The combat system ended with me hitting two buttons over and over. I felt if I hooked up a Rock Band drum peripheral to my computer I could get through the battle easily by dropping some freestyle beats. My characters seemed to be a lot stronger than anything they encountered, so there was no need to think on anything. It’s a race to see how fast you can click enemy targets with a 15 second limit. Last thing, what’s up with the looting? When the mobs are dead, I have to loot them to claim my prize, but there’s usually 4-6 mobs to loot, and it uses up a character turn to loot a mob. So if all 4 of your mercenaries can move in a given turn you can loot 4 mobs, then you have to wait until the enemy corpses make a move before you can loot the remaining ones. What the hell?! Why even given corpses a turn?

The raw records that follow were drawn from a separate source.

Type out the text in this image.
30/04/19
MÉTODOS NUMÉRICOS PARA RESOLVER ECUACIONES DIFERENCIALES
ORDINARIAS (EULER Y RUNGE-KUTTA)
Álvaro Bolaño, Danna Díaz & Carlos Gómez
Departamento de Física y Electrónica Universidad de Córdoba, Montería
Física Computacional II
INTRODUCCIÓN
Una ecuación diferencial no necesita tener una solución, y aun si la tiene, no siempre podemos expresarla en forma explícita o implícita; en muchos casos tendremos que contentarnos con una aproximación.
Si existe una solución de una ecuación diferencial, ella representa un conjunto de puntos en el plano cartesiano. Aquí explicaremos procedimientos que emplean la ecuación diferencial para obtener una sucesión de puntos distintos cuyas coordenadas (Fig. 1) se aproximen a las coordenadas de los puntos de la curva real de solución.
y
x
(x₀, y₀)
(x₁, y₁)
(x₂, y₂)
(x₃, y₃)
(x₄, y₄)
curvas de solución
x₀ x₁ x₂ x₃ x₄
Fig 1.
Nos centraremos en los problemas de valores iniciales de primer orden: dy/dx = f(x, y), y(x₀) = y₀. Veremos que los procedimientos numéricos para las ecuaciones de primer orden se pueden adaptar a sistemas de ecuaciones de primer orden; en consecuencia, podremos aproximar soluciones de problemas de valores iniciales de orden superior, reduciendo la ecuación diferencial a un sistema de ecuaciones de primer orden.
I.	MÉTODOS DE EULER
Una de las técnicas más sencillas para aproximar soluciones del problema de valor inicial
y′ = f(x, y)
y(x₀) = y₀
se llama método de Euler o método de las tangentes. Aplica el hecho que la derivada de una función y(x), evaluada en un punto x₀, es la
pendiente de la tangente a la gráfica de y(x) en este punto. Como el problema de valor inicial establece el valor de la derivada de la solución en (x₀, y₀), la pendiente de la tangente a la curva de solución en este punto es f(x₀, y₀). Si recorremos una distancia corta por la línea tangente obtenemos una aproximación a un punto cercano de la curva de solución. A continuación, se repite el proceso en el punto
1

The leveling system also had me a bit confused. I know each mercenary gains levels and they’re all displayed in the UI outside of combat. A lot of things required “level 20″ and it made me wonder what exactly that meant, though. An average of the levels of all your mercenaries? The level of your main character? Another thing was the random number in brackets next to my name. I saw it on every new player I ran into. I figured it wasn’t my level since it said “18″ and my character’s level at the bottom clearly said “Lv.1″. In the end, I decided it was my character’s age. A strapping young lad with a cannon on his back and a pocket full of dreams.
Overall: 5.5/10 – Nothing further, your honor.
Even though the game is still in beta, it seems to be advertising proudly things that it can’t really offer. If you hated the game, and want to take them up on their offer for cash, you have to get to level 50 first. “Old MMOs not ‘WOW’ing you” I see what you did there. Thanks, but I’d rather go back to World of Warcraft and endure the tedious scripted instances with several people who didn’t know a giant beam or orb was coming right at them, and that it wasn’t a good thing.
In the end, if you like these types of games, you know, the free, eastern, copy-paste-insert-item-mall-instant-cash games, then you might have some fun with this one. It’s a little bit different than other released MMOs, even if it’s not innovative in any way whatsoever.